公用語:アーカイア語、パッサウ語、“王国”トロンメル語
人口:総計1274人(月霜暦674年9月現在)パッサウ人85%、トロンメル人13%、他


機奏英雄の身分

 本ルールでは機奏英雄は公的な身分としては、現世で言うところの「国際公務員」に該当し、各国は200年前の「歌姫大戦」の際に一部の機奏英雄を私的な兵力として囲ったことに端を発し、その身分を定めて各国がそれぞれの政争に利用しないことを旨とした「ポザネオ条約」が月霜暦503年に発効された。その条約を元に特別措置法として月霜暦674年9月に「英雄条約」を発効、その管理は各国軍の軍属となるが、階級を付与せずに技官扱いとされた。ただし、奇声蟲の女王種を駆除した後に起こった「白銀の歌姫の叛乱」以降、各国軍に与する現世人には、それぞれの国で武官(下士官待遇)としての地位を与えられた者も存在し、中には士官、将校として各国軍の中枢で腕を振るった者もいた。
 現世から召喚された現世人は漏れなく機奏英雄としての身分を保証されたが、奏甲に搭乗することなく、現世で得た知識をアーカイア世界に還元する者も多く、財を成す者もいれば、文官、学者、果ては政治家として登用される現世人も存在した。
 一方、国や評議会に所属せず、現世騎士団や自由民ら、ゲリラ勢力に所属するものは各国軍から掃討の対象として追われる立場ともなった。

歌姫の身分

 本ルールでの歌姫の身分は機奏英雄とほぼ似たようなもので、その身分や階級を保証する統一組織として評議会の下部組織が保証し、結果として国際的に保証されていることとなっている。更に、「技能検定」と称される定期的な技能試験を義務付けられており、年に一度のライセンス更新の必須条件となっている。なお、出産を経験すると歌姫としての能力が失われる事でライセンスを失効する事もあった。また、性交渉を通じて歌姫の能力が失われる事象も頻発しており、そのことについてアーカイア人の処女性の価値の上昇に一層拍車を掛けることとなった。
 なお、「白銀の歌姫の叛乱」後は必ずしも「軍籍」を付与されることは無かったが、機奏英雄と共に各国軍に与した一部の歌姫や、そもそも軍籍を持っている歌姫については再度軍籍を付与された。

アーカイア世界における「男性」「女性」の社会的立場

 本ルールでは全アーカイア人に比すれば実に僅かな数でしかない現世人の、その9割5分以上が女性で占められていた訳だが、その存在はアーカイア人からは奇異な存在として目に映っていたようだ。

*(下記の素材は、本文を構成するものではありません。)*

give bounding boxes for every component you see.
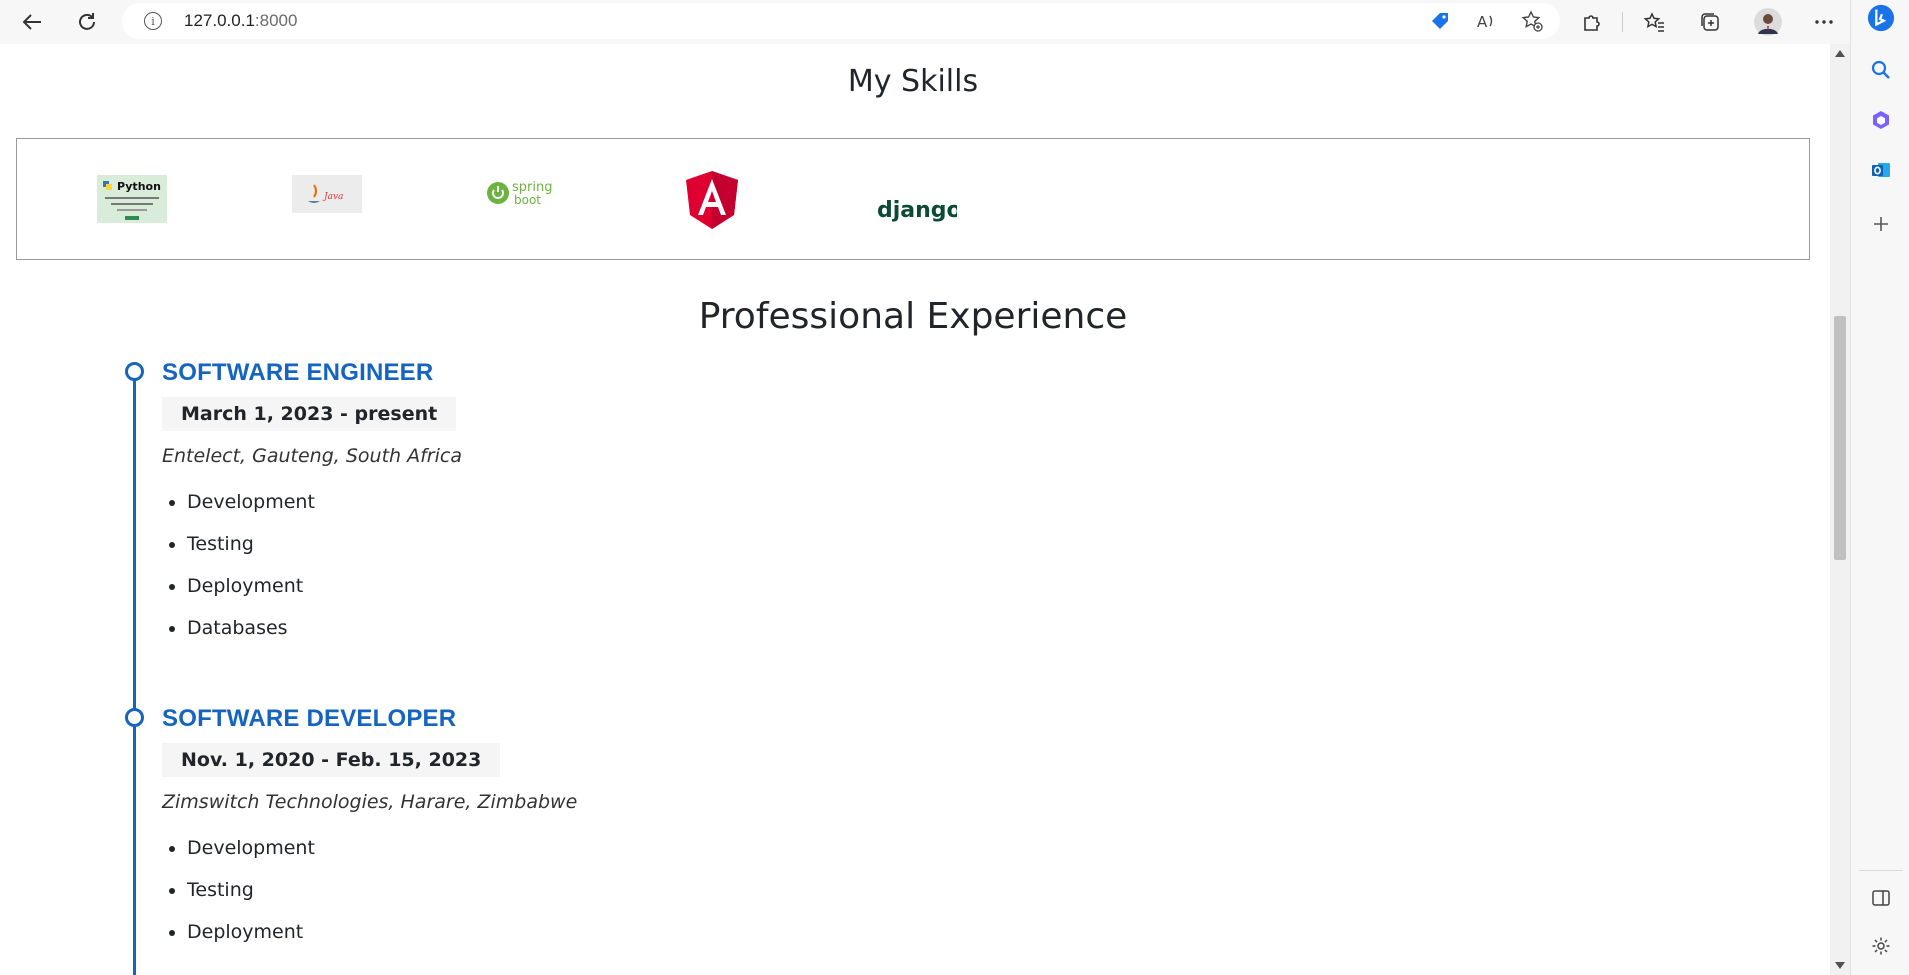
skills-carousel: Python Java spring boot django	[16, 138, 1810, 260]
job-dates: Nov. 1, 2020 - Feb. 15, 2023	[162, 743, 501, 777]
spring-boot-logo: spring boot	[486, 177, 560, 209]
search-icon[interactable]	[1867, 56, 1895, 84]
profile-avatar[interactable]	[1752, 6, 1784, 38]
page-scrollbar[interactable]	[1830, 44, 1850, 975]
python-logo: Python	[97, 175, 167, 223]
add-favorite-icon[interactable]	[1520, 9, 1544, 33]
avatar-icon	[1754, 8, 1782, 36]
refresh-icon	[79, 13, 95, 30]
svg-text:A: A	[1477, 13, 1488, 31]
settings-gear-icon[interactable]	[1867, 932, 1895, 960]
coupon-tag-icon[interactable]	[1428, 9, 1452, 33]
timeline-line	[133, 372, 136, 975]
back-button[interactable]	[16, 6, 48, 38]
duty-item: Development	[187, 827, 577, 869]
url-text[interactable]: 127.0.0.1:8000	[184, 11, 297, 31]
outlook-icon[interactable]	[1867, 156, 1895, 184]
collections-button[interactable]	[1694, 6, 1726, 38]
duty-item: Deployment	[187, 911, 577, 953]
job-entry: SOFTWARE ENGINEER March 1, 2023 - presen…	[162, 359, 462, 649]
skills-heading: My Skills	[847, 64, 979, 99]
duty-item: Testing	[187, 523, 462, 565]
job-entry: SOFTWARE DEVELOPER Nov. 1, 2020 - Feb. 1…	[162, 705, 577, 953]
job-dates: March 1, 2023 - present	[162, 397, 457, 431]
hide-sidebar-icon[interactable]	[1867, 884, 1895, 912]
scroll-down-arrow-icon[interactable]	[1835, 962, 1845, 969]
svg-text:boot: boot	[514, 193, 541, 207]
refresh-button[interactable]	[71, 6, 103, 38]
job-title: SOFTWARE DEVELOPER	[162, 705, 457, 732]
favorites-icon	[1643, 12, 1664, 32]
angular-logo	[684, 169, 740, 231]
django-logo: django	[877, 195, 962, 225]
job-title: SOFTWARE ENGINEER	[162, 359, 434, 386]
edge-sidebar	[1850, 0, 1909, 975]
timeline-dot	[125, 362, 144, 381]
page-viewport: My Skills Python Java spring boot django…	[0, 44, 1830, 975]
duty-item: Testing	[187, 869, 577, 911]
duty-item: Development	[187, 481, 462, 523]
extensions-button[interactable]	[1576, 6, 1608, 38]
more-options-button[interactable]	[1808, 6, 1840, 38]
url-port: :8000	[254, 11, 298, 30]
address-bar[interactable]: i 127.0.0.1:8000 A	[122, 3, 1560, 39]
duty-item: Databases	[187, 607, 462, 649]
scroll-thumb[interactable]	[1834, 316, 1846, 560]
office-icon[interactable]	[1867, 106, 1895, 134]
read-aloud-icon[interactable]: A	[1474, 9, 1498, 33]
collections-icon	[1701, 13, 1719, 31]
job-duties: Development Testing Deployment Databases	[162, 481, 462, 649]
experience-heading: Professional Experience	[698, 296, 1128, 337]
java-logo-text: Java	[322, 192, 343, 202]
puzzle-icon	[1584, 15, 1600, 31]
django-logo-text: django	[877, 198, 957, 223]
browser-toolbar: i 127.0.0.1:8000 A	[0, 0, 1909, 44]
site-info-icon[interactable]: i	[144, 12, 162, 30]
job-duties: Development Testing Deployment	[162, 827, 577, 953]
duty-item: Deployment	[187, 565, 462, 607]
job-company: Zimswitch Technologies, Harare, Zimbabwe	[162, 791, 578, 813]
scroll-up-arrow-icon[interactable]	[1835, 50, 1845, 57]
job-company: Entelect, Gauteng, South Africa	[162, 445, 462, 467]
timeline-dot	[125, 708, 144, 727]
url-host: 127.0.0.1	[184, 11, 255, 30]
back-arrow-icon	[22, 14, 41, 30]
ellipsis-icon	[1815, 20, 1833, 24]
favorites-button[interactable]	[1638, 6, 1670, 38]
java-logo: Java	[292, 175, 362, 213]
bing-copilot-icon[interactable]	[1867, 4, 1895, 32]
add-sidebar-app-icon[interactable]	[1867, 210, 1895, 238]
python-logo-text: Python	[117, 180, 161, 193]
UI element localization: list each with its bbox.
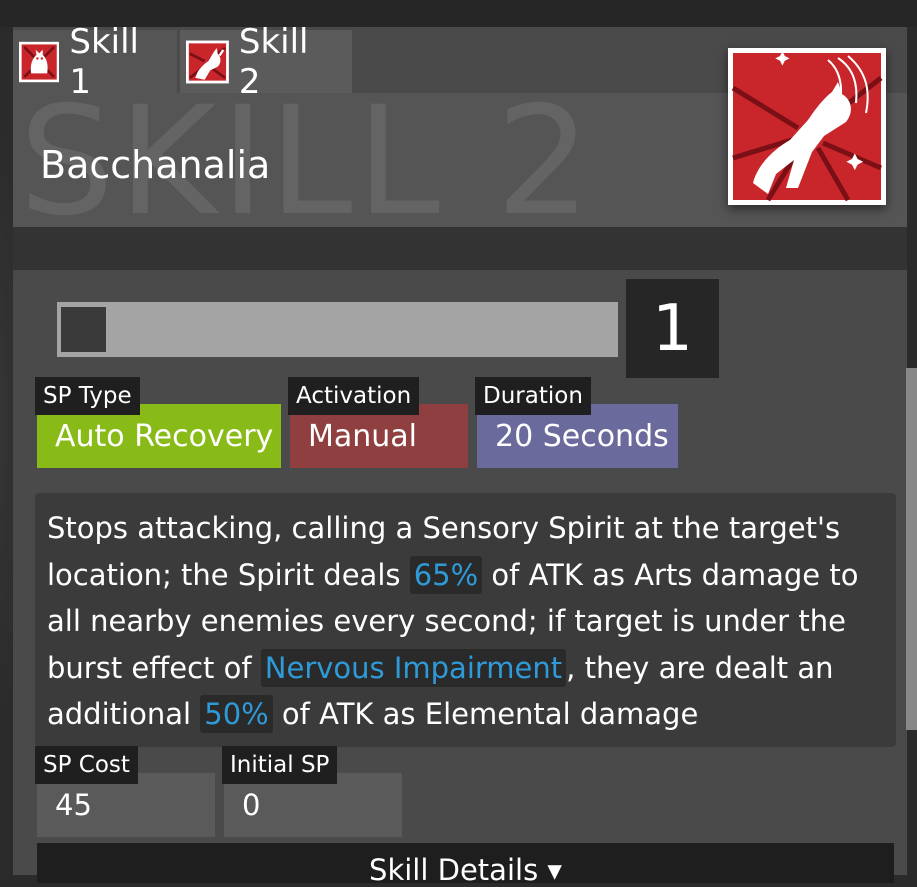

同時に、かつての「歌姫大戦」の伝承が影響し、プライドの高いアーカイア人からは「単なる掃除屋」として、全く異質の生物として捉えられていた。その一方で機奏英雄と関わりを持つ歌姫や、その周囲のアーカイア人が初めて目にする「異性」に大きな関心を持っていたことも少なくは無い。
 そして、そんなアーカイア世界に気の毒ながら召喚されてしまった不運な現世人の多くにとってアーカイア人は「自らの厄介事を押し付けて、その為に命を掛けることを強要した」悪魔のような存在で、大多数を占めていたアーカイア人の現世人に対する「冷やかな目」は、現世人にとってのアーカイア世界を「地獄の一丁目」と誤認せしめた。その中で暴挙に出る者も存在し、アーカイア世界の彼らに対する差別視と、彼ら自身の孤立感は益々強まる傾向にあった。

アーカイア世界の恋愛感

 本ルールでは「アーカイア世界旧来の恋愛」、つまり同性愛が、この世界における恋愛の「ノーマル」であって、現世人との異性愛は「アブノーマル」に分類されている。その理由は、アーカイア世界では女性しか存在せず、「牡」「牝」が存在するのは猛禽類や昆虫類のみとの価値観が主流である。「異性」という二つの性の番いによって生命を生み出す行為、つまり「生殖」とは猛禽類とはかけ離れた存在である人間の行為ではないと、教義的価値観での背徳とされている。
 非常に奇特な事象ではあったが、一部の差別主義的アーカイア人が、自身の飼う奴隷階級のアーカイア人と現世人に強制的に性交渉させるという見世物を催していた事も後に報告にあがっている。

アーカイア人の通俗

 本ルールではアーカイア人の価値観は、現代と比すれば中世から近代にかけてのそれであり、共和制を以て運営される国家はいまだ存在しない。その社会を支える為に強固な身分制度が根付いており、上は王族、僧侶、下は奴婢と厳密な身分階層を維持している。
 また、アーカイア世界では職人は低い身分層ながらも、その職責と積み上げた伝統と工芸品により尊敬を集めるが、純粋に女性趣味の強いアーカイア世界では「華美な職業」が好まれる傾向にある。なお、職業軍人や政治家など、何かと権威色の強い職業は華美ながらも正確的に男っぽい女性に好まれる。同様に、職人もそんなタイプが多い。これらの人々は総じて好色の傾向も強いとの統計もある。
 また、貞操観については強烈な処女信仰が残っており、それは「歌姫」崇拝の影響を多く受けているためである。また、ノクターン発動後に世界から幻糸の大部分が消滅し、歌姫の大部分が無能力化しても、その貞操観は当分弱まることはなかった。

アーカイア人の「機奏英雄」

 アーカイア人に多数ではなかったが、奏甲を奏従することのできる者がいることが解った。適性者は直ちに軍籍を付与され、現世人の機奏英雄と同じく下士官待遇以上で迎えられた。歌姫と違って処女性は関係がなかったとされる。

アーカイアの科学技術水準

 本ルールではアーカイアは幻糸機関とは別に、その科学技術水準を「産業革命」程度に進んでいるものとします。蒸気機関までは完成している。小銃は弾丸が開発され、ライフリングが施されている程度までは発達しているとする。また、航空機は搭載可能な動力機関の開発に成功しておらず、また、アーカイア人の操縦適性者では扱える幻糸機関のクラスが高過ぎる為に開発に成功していない。同様に、艦船を稼動させる程の出力を誇る幻糸機関もアーカイア人では動かせない為に、艦船に搭載されていない。各国の海軍艦艇や、大型の商船は動力機関として蒸気機関(蒸気タービンではない)を採用している。しかし、この蒸気機関もまだ小型化に成功しておらず、蒸気機関車は存在しない。